Hoje, David Bowie faz 65 anos e atinge oficialmente a idade da reforma. Não oficialmente, porém, parece reformado há anos. O homem de quem sempre esperámos uma reinvenção e um sinal de futuro mantém-se silencioso, na sua casa, em Nova Iorque. O seu passado faz dele uma figura presente na cultura popular.
Em 2012, David Bowie será o primeiro. A partir de hoje, o camaleão da pop, caso deseje abandonar Nova Iorque, onde vive, e regressar a Inglaterra, poderá viajar por todo o país gratuitamente, utilizando os autocarros públicos. É um direito que assiste a todos cidadãos ingleses que atingem os 65 anos. E é essa a idade a que chega hoje David Bowie, músico que marcou, de forma indelével, o século XX, tratando a pop como artista plástico ou actor de um interminável happening. David Bowie será, dizíamos, o primeiro da lista deste ano. Nos próximos meses, seguir-se-ão, incluídos na classe de 1947, Elton John, Dave Davies, guitarrista dos Kinks, Brian May, guitarrista dos Queen, Ian Anderson, vocalista e flautista dos Jethro Tull, Brian Johnson, vocalista dos AC/DC, ou Iggy Pop, reverso negro de Bowie, a quem este ofereceu segunda vida ao proporcionar-lhe, em 1973, a gravação de Raw Power. E, claro, não podemos esquecer nesta lista Ron Wood, o guitarrista dos Rolling Stones que afirmou recentemente, e muito a propósito, "depois de tudo o que consumi e fiz ao longo dos anos, o que mais me impressiona é ainda estar vivo". Para quem é, no fundo, o irmão mais novo, em excessos e na guitarra, do eterno Keith Richards, a declaração faz todo o sentido.
No fundo, os 65 anos são um pormenor da cédula de nascimento que o ritmo de vida não reflecte. Ron Wood continua, qual jovem estrela de 25 anos nos anos de 1970 de sex, drugs & rock"n"roll.
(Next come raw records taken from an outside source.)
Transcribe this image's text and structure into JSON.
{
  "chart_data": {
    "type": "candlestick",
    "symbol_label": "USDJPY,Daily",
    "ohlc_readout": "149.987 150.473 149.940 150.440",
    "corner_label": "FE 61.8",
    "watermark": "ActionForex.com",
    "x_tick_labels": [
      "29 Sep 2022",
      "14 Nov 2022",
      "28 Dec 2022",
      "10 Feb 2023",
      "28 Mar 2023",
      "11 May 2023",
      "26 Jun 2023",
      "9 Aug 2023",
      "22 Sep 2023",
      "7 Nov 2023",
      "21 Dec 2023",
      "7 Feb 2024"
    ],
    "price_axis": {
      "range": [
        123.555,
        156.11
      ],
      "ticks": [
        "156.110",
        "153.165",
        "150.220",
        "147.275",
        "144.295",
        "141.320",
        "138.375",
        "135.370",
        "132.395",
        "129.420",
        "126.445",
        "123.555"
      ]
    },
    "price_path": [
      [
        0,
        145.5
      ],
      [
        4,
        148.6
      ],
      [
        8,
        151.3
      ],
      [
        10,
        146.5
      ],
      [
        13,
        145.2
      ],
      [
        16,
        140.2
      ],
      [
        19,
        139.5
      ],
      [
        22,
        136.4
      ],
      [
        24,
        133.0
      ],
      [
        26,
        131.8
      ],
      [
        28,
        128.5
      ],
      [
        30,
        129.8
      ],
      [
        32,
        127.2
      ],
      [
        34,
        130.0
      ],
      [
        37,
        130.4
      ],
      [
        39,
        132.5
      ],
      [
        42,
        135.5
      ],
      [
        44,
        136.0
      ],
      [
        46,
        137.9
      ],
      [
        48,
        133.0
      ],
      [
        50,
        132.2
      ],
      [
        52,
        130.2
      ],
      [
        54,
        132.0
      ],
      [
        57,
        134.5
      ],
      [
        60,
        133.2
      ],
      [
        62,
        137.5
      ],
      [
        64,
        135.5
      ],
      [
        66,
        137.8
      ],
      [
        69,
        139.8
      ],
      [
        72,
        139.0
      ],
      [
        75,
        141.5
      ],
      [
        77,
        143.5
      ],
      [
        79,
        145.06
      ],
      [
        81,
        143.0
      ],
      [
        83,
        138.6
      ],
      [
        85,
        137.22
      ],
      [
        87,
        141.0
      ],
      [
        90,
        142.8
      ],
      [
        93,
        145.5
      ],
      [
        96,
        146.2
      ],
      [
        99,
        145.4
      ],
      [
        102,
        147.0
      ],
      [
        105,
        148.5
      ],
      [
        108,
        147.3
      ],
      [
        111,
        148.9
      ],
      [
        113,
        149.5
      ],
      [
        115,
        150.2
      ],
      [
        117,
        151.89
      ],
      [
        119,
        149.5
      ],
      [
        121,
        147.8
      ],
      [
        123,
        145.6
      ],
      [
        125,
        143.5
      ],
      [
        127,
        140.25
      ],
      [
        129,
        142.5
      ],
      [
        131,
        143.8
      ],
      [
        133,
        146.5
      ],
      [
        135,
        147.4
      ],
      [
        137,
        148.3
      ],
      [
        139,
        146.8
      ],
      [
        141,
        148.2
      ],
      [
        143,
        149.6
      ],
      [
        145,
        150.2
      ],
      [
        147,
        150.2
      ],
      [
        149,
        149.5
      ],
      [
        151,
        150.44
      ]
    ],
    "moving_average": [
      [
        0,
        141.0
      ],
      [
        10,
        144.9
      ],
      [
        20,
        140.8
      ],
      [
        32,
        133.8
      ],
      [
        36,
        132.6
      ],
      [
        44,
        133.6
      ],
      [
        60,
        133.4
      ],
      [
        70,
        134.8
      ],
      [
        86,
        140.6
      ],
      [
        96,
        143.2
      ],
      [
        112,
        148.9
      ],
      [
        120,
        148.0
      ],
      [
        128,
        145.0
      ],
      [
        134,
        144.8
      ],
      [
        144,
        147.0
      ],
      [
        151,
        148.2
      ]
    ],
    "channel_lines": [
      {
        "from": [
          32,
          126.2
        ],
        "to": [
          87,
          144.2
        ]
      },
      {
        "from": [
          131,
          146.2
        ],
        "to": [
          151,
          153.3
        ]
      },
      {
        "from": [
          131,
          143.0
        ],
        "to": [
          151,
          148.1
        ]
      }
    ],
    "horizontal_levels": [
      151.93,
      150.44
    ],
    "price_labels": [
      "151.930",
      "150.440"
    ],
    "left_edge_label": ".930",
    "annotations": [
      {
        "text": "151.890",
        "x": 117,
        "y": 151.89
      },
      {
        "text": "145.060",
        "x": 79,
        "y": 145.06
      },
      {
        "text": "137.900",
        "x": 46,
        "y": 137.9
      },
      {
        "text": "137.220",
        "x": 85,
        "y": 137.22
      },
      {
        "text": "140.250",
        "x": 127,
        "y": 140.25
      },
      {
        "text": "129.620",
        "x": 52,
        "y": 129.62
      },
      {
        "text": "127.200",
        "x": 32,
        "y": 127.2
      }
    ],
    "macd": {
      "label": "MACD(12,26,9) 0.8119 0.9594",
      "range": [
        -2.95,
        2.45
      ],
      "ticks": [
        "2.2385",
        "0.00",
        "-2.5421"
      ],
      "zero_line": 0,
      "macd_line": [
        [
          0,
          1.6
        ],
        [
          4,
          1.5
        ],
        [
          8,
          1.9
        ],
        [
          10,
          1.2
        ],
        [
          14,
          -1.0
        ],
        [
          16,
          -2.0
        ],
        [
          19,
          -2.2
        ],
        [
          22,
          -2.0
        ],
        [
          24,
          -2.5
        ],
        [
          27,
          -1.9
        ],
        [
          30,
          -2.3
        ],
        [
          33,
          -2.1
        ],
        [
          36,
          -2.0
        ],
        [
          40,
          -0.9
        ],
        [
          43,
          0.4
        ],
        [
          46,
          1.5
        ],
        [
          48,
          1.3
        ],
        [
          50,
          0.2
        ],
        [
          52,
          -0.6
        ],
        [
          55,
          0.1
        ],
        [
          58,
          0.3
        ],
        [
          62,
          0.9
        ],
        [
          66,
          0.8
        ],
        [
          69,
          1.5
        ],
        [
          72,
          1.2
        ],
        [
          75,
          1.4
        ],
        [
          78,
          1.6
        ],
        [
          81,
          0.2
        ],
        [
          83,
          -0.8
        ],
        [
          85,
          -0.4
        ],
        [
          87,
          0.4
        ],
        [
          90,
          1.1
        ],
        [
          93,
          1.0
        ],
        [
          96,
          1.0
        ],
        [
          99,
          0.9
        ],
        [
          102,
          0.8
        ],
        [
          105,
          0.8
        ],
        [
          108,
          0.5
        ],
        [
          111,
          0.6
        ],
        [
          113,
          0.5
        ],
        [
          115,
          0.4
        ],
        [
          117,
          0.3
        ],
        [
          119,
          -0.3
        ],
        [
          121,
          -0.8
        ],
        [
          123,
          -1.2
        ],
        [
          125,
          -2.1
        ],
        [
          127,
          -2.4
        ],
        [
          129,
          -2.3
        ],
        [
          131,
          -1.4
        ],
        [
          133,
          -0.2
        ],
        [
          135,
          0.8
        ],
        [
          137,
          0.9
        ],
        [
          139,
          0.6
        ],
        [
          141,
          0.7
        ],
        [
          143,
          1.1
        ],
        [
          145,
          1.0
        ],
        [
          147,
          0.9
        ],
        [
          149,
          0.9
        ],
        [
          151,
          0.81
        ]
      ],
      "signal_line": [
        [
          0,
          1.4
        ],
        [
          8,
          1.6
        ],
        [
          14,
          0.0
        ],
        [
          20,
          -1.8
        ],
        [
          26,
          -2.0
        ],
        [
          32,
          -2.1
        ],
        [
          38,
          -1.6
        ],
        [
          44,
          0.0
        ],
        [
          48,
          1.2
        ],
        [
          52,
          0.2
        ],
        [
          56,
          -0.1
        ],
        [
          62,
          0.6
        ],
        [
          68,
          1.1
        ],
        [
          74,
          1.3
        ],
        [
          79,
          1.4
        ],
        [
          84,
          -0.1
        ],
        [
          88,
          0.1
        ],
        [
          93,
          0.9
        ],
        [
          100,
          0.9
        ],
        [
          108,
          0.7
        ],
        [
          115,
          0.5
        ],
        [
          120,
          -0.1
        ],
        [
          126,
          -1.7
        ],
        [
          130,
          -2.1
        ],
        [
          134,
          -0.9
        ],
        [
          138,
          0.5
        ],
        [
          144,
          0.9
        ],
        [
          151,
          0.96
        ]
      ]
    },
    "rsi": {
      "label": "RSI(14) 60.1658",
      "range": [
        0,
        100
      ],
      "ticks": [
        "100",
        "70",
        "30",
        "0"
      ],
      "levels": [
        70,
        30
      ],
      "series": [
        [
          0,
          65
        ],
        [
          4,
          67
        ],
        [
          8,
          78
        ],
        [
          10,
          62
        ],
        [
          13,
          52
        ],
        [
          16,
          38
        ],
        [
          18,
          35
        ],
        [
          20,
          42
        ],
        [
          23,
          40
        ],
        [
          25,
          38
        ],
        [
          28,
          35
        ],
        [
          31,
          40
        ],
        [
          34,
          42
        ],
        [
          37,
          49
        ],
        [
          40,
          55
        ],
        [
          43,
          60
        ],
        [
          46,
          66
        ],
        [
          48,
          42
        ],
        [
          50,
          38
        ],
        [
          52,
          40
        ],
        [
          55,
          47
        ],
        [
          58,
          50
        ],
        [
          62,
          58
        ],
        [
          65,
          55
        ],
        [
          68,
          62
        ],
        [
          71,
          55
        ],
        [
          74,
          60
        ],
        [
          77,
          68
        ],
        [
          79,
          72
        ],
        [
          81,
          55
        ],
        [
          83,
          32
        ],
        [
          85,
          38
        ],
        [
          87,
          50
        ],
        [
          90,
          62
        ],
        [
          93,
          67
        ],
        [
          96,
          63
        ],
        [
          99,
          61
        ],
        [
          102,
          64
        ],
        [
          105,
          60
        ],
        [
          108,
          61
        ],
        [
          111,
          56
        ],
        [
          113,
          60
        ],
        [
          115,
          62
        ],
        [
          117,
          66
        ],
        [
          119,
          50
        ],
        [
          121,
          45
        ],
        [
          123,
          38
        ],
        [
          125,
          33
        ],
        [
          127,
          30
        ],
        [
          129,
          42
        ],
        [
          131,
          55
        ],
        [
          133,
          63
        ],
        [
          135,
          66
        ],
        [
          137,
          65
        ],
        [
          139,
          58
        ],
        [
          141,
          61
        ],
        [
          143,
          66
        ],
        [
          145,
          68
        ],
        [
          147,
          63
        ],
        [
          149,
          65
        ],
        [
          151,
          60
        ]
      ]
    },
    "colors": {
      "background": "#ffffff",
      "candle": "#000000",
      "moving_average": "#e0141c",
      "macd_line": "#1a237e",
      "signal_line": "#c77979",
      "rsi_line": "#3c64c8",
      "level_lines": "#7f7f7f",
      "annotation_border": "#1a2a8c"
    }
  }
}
É exactamente isso, de resto, que o público que esgotou as últimas digressões dos Rolling Stones pretende ver: a eterna juventude roqueira em corpos enrugados mas de vitalidade intacta.
Sabemos há muito que o rock já não é somente a arte da rebeldia juvenil, que já não é uma força expressiva utilizada contra os inevitavelmente retrógrados da geração anterior. "Hope I die before I get old", cantavam os The Who em 1965. "Hope I die before I get old", continuarão a cantar em concertos os jovens de 1965, recordando essa verdade insofismável, enquanto os sobreviventes da banda, Pete Townshend (66 anos) e Roger Daltrey (67 anos), se mantiverem razoavelmente no activo. E David Bowie?
No auge da sua fama enquanto Ziggy Stardust, primeiro culminar de uma visão da pop enquanto ponto de confluência entre o poder da música e a força transformadora das artes performativas, confessou: "Fora de palco, sou um robot. Em palco, ganho emoções. É provavelmente por isso que prefiro vestir-me de Ziggy a ser David".
Longe de desaparecer
À beira de completar 65 anos, já não precisa de se vestir de quem quer que seja, já não precisa de se reinventar. O seu último álbum, Reality, foi editado em 2003. No ano seguinte, depois de um concerto em Hamburgo, sentiu fortes dores no peito e foi conduzido ao hospital. Uma artéria obstruída e uma cirurgia de emergência (termo técnico: angioplastia). Depois, o retiro em Greenwich Village, onde vive com a mulher, Iman, e a filha de ambos, Alexandria. As aparições intermitentes que fez desde aí - na televisão com os Arcade Fire; em palco com o amigo David Gilmour; com Rick Gervais na série Extras - não apagaram a sensação de que, se a idade da reforma ainda demoraria a chegar (ei-la amanhã, precisamente), David Bowie estava efectivamente reformado. Porém, longe de desaparecer.
A moderna ideia de pop vive a sua meia-idade. Os que primeiro cresceram com ela têm a idade de Bowie e continuam a comprar os discos (e as reedições, e as caixas luxuosas) dos ídolos de outrora e a comprar os bilhetes para os seus concertos - são, de facto, os maiores clientes de uma indústria discográfica em crise profunda.